(TargetDailyNews.com) – Con artists are obviously heartless, but the latest trend in scamming seems particularly cruel. Florida Attorney General Ashley Moody announced the arrest of six scam artists practicing what are known as “grandparent scams.”
It works like this. Thieves target old people with grandchildren, posing as lawyers for said grandchildren. These scammers often research victims on social media to learn names and other personal information about victims and their family members. They tell the elderly that their grandchild has been arrested or is in some kind of legal trouble that requires quick cash, such as bail money. The thieves then arrange for the unsuspecting grandparents to transfer the cash, banking on their embarrassment about the situation to keep anyone who might help them in the dark.
AG Moody said the group of six suspects made off with almost $250,000 from the elderly they targeted. The suspects are Gennesis Castro, Ada Tido, Wendy Angelina Ortiz, Jair Izquerido, Olfa Cornielle, and Wandy Castro. They’ve all been charged with numerous felonies including using organized defrauding schemes, grand theft, and using personal identification in the commission of a crime.
Moody told reporters the scammers understand that grandparents “would do anything” to help a grandkid who they think is in need. She said the criminals ran a “convincing impostor scheme” that played on family loyalty and fear to part the victims from a quarter-million dollars.

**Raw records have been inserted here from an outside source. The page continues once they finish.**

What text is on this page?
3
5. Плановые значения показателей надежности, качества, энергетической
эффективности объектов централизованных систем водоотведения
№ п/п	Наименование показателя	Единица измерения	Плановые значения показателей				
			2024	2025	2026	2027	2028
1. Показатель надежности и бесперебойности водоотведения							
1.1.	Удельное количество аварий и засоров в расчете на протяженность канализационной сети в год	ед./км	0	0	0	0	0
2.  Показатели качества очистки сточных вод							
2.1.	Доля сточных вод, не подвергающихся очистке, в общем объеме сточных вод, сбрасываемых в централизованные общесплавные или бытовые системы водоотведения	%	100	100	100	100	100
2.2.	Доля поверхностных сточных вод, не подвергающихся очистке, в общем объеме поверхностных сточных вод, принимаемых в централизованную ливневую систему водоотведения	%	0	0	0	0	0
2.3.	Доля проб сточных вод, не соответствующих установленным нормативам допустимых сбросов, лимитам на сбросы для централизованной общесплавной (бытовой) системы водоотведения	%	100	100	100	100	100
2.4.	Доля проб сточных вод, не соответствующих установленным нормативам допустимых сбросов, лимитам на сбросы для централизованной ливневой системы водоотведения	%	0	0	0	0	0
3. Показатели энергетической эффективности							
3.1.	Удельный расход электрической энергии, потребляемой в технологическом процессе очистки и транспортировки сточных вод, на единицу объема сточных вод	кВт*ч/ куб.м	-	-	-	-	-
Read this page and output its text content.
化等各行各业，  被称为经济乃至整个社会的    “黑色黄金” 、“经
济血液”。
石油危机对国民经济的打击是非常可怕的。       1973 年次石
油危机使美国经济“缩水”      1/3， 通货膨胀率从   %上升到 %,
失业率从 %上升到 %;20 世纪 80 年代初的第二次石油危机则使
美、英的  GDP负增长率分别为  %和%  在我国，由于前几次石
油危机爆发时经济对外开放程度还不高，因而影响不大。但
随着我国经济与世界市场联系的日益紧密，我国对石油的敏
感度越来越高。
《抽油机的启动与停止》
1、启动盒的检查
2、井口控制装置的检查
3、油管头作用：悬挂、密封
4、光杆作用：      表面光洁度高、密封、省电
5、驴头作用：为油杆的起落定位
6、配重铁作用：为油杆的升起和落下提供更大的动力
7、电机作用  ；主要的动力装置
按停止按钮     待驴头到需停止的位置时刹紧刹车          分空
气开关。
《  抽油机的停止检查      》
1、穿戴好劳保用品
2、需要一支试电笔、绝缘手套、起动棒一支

Apparently, the scammers would wind up the grandparents with a stressful story about how their grandchild was in a bind, and then they would ratchet up the pressure to send “bail money.” The thieves wanted it in cash which would be placed in a box and picked up by a delivery person. Sometimes these couriers were ride-share drivers for companies like Uber who had no idea they were being directed to participate in a theft ring.
One case is particularly heartless. The criminals managed to get $9,000 of out one grandmother to allegedly help her pregnant granddaughter. The con women then squeezed an additional $18,000 out of the grandmother by claiming the granddaughter miscarried her baby at the same time she was facing even more criminal charges.